Может быть, именно поэтому я пошла учиться на юриста, хотя не интересовалась юриспруденцией? Потому что было легче и менее рискованно раствориться в том образе, который сложился у моих родителей – и всего мира – образе хорошей дочери, американки китайского происхождения? Я наклонилась над коляской, чтобы убедиться, что глаза Анри по-прежнему закрыты. В памяти вдруг всплыл образ Винни-первокурсницы в розовой футболке с надписью «крутышка», выложенной разноцветными стразами. В то время мы с друзьями потешались над Винни за её спиной, но теперь мне стало интересно, как бы она отреагировала, если бы я сказала всё это ей в лицо.

И вдруг я словно услышала её ответ. А что я, по-твоему, должна носить? Чёрные свитера, неотличимые друг от друга? Тебе никогда не бывает скучно? Ты не хочешь надеть что-то другое? Ты хоть представляешь, Ава, чего ты вообще хочешь?
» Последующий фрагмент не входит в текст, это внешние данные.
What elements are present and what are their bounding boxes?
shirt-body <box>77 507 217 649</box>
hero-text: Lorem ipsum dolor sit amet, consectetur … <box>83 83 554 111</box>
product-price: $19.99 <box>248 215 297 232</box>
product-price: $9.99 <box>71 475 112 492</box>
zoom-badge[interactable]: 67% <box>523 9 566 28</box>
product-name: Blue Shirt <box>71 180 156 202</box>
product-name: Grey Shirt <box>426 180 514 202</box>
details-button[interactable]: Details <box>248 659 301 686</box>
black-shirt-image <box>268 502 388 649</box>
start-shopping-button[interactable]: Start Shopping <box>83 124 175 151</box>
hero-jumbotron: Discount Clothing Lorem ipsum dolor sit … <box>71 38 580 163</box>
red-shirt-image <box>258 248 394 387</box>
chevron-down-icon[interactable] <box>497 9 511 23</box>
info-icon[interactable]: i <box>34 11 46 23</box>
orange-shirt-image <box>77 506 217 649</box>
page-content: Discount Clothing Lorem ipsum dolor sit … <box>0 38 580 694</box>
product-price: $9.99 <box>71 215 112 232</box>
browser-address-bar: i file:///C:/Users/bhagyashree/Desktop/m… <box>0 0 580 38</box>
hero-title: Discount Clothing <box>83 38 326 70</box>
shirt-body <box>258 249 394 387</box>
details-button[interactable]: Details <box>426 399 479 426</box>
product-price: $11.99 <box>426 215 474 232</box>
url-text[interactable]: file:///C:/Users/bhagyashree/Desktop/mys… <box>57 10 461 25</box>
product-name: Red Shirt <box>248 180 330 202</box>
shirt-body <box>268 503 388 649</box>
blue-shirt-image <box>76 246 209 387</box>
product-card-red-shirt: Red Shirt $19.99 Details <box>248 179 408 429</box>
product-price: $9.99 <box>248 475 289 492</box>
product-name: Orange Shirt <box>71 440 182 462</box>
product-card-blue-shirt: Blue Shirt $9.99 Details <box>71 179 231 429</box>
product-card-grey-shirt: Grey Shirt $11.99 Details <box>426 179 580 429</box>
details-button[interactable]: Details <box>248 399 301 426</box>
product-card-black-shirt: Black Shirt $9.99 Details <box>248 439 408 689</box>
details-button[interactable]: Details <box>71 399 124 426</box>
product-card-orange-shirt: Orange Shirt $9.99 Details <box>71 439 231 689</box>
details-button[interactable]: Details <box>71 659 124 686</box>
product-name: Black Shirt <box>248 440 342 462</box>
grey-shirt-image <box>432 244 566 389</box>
В такси по дороге домой я представляла себе возможные дополнения к моему гардеробу: лакированные малиновые туфли на каблуках, свободное пальто с леопардовым принтом, что-то, что угодно с меховой отделкой. Что, если? – думала я. Что, если? Что, если? Вы, наверное, сочтёте меня легкомысленной, детектив, но поверьте мне, эти вопросы были для меня настоящей революцией. Никогда прежде я не пыталась отбросить в сторону навязанные извне представления о том, что я должна была делать, чего хотеть и какой быть.

Я предавалась мечтам, когда мне пришло сообщение от Винни. Сумки пришли. Они идеальны! Качество просто невероятное. Позвони, когда сможешь обсудить дальнейший план.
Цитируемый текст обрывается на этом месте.